Changing stroke rehab and research worldwide now.Time is Brain! trillions and trillions of neurons that DIE each day because there are NO effective hyperacute therapies besides tPA(only 12% effective). I have 523 posts on hyperacute therapy, enough for researchers to spend decades proving them out. These are my personal ideas and blog on stroke rehabilitation and stroke research. Do not attempt any of these without checking with your medical provider. Unless you join me in agitating, when you need these therapies they won't be there.

What this blog is for:

My blog is not to help survivors recover, it is to have the 10 million yearly stroke survivors light fires underneath their doctors, stroke hospitals and stroke researchers to get stroke solved. 100% recovery. The stroke medical world is completely failing at that goal, they don't even have it as a goal. Shortly after getting out of the hospital and getting NO information on the process or protocols of stroke rehabilitation and recovery I started searching on the internet and found that no other survivor received useful information. This is an attempt to cover all stroke rehabilitation information that should be readily available to survivors so they can talk with informed knowledge to their medical staff. It lays out what needs to be done to get stroke survivors closer to 100% recovery. It's quite disgusting that this information is not available from every stroke association and doctors group.

Saturday, November 5, 2016

Stroke care insight - Home rehabilitation as good as hospital services: Study

Totally wrong title. It should be Home rehab is just as fucking bad as at a hospital.  They are trying to make a 10% full recovery rate sound reasonable. It is a complete and total failure.  You need to fire people who do that poorly.
http://www.telegraphindia.com/1161104/jsp/nation/story_117367.jsp#.WB3qXnpuGx8
G.S. Mudur
New Delhi, Nov. 3: Home-based care for survivors of strokes when appropriately supervised appears to be as good as expensive hospital-based rehabilitation, a 13-city research study in India has suggested.
The two-year study which tracked the progress of 1,250 survivors of stroke has found that patients who had received home-based rehabilitation had similar levels of improvement or disability as those who received usual care.
Neurologists and public health specialists are considering the results as important given India's large number of stroke patients, the lack of appropriate stroke facilities in the country, and the fragmented nature of rehabilitation services that survivors currently receive.
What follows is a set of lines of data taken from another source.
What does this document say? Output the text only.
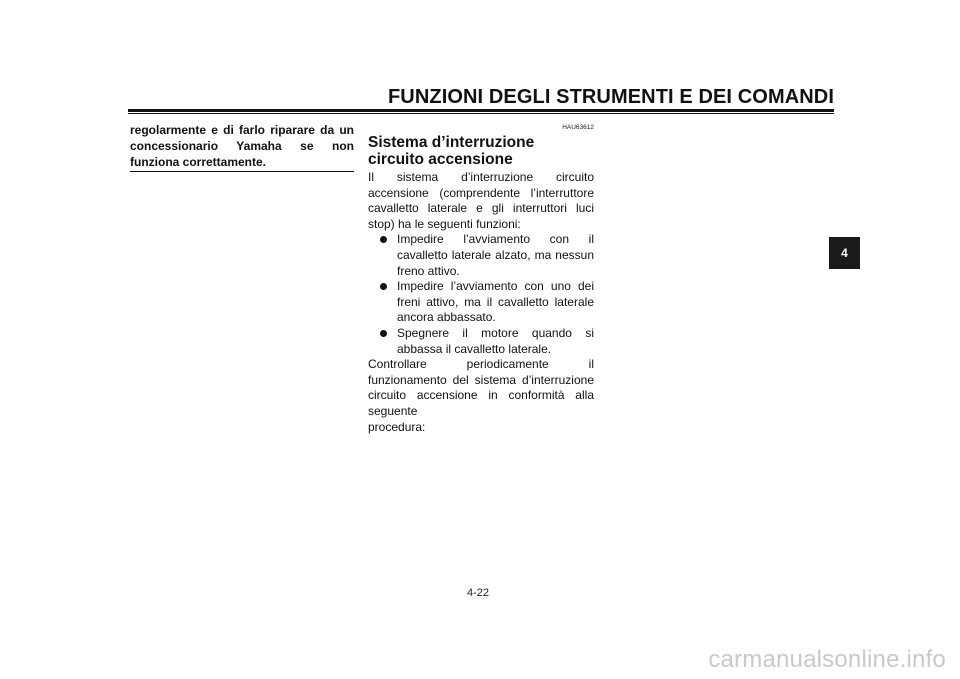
FUNZIONI DEGLI STRUMENTI E DEI COMANDI
regolarmente e di farlo riparare da un concessionario Yamaha se non funziona correttamente.
HAU63612
Sistema d’interruzione circuito accensione

Il sistema d’interruzione circuito accensione (comprendente l’interruttore cavalletto laterale e gli interruttori luci stop) ha le seguenti funzioni:

Impedire l’avviamento con il cavalletto laterale alzato, ma nessun freno attivo.
Impedire l’avviamento con uno dei freni attivo, ma il cavalletto laterale ancora abbassato.
Spegnere il motore quando si abbassa il cavalletto laterale.

Controllare periodicamente il funzionamento del sistema d’interruzione circuito accensione in conformità alla seguente

procedura:

4
4-22
carmanualsonline.info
"We find that family members can provide a cocoon of care for rehabilitation, but only when supervised and as a supplement to good clinical care during the acute phase of the stroke," said G.V.S. Murthy, director of the Indian Institute of Public Health, Hyderabad. "Without supervision, stand-alone family care does not help much."
The researchers set out with the hypothesis that that home-based care, if well supervised and followed with rigour, may result in reduced mortality and disability and help lower cost of rehabilitation.(So you started out with the idea that rehab failure was ok!) This was based on the assumption that repeated visits to the hospital would add to stress to the patient and expose them to hospital-linked infections.
However, the study has found that home-based care did not improve the health outcome over hospital visits - both groups of patients on average had similar levels of disability or improvements.
Doctors say the results highlight the need for India to invest in stroke care and stroke rehabilitation. Public health experts estimate that India currently has only about 35 well-equipped stroke facilities with equipment, medicines and staff with appropriate expertise to manage strokes during the acute phase.
Patients with stroke have the best chance of recovery if they receive appropriate treatment within three hours of the onset of symptoms. Murthy said the country might need about 500 stroke clinics for most patients to be able to easily access such treatment within three hours.
In the study, Murthy and neurologists from 14 hospitals in 13 cities - Bangalore, Calcutta, Chandigarh, Chennai, Guntur, Guwahati, Hyderabad, Kochi, Ludhiana, New Delhi, Tezpur, Trivandrum, and Vellore - followed up stroke survivors recommended rehabilitation at home or usual standards of care.
"Currently, rehabilitation is very fragmented - some will seek hospital-based rehabilitation for periods of three to six months, some ask physiotherapists to come home, and some just rely on untrained family-based rehabilitation" said Jeyeraj Pandian, a neurologist at the Christian Medical College, Ludhiana.
The study found that supervised home-based rehabilitation - facilitated through a special manual of exercises and recommendations that family members had to read to work with the stroke survivors - had almost the same effect on patients as the usual standards of care.
The supervised home-based care was found completely safe and is likely to reduce the costs of hospital-based rehabilitation services, the researchers said. The current costs of stroke treatment and rehabilitation range anywhere from Rs 90,000 to Rs 600,000, depending on hospitals where the services are sought, Pandian said.
However, some medical experts say the role of expert supervision should not be underestimated in stroke rehabilitation. "Neuro-rehabilitation is an advanced science - family caregivers will need constant supervision from physiotherapists specially trained for this," said Rajesh Aggarwal, a New Delhi-based physiotherapist.(It is not an advanced science, there are no stroke rehab protocols. Everything is just 'winging it'.)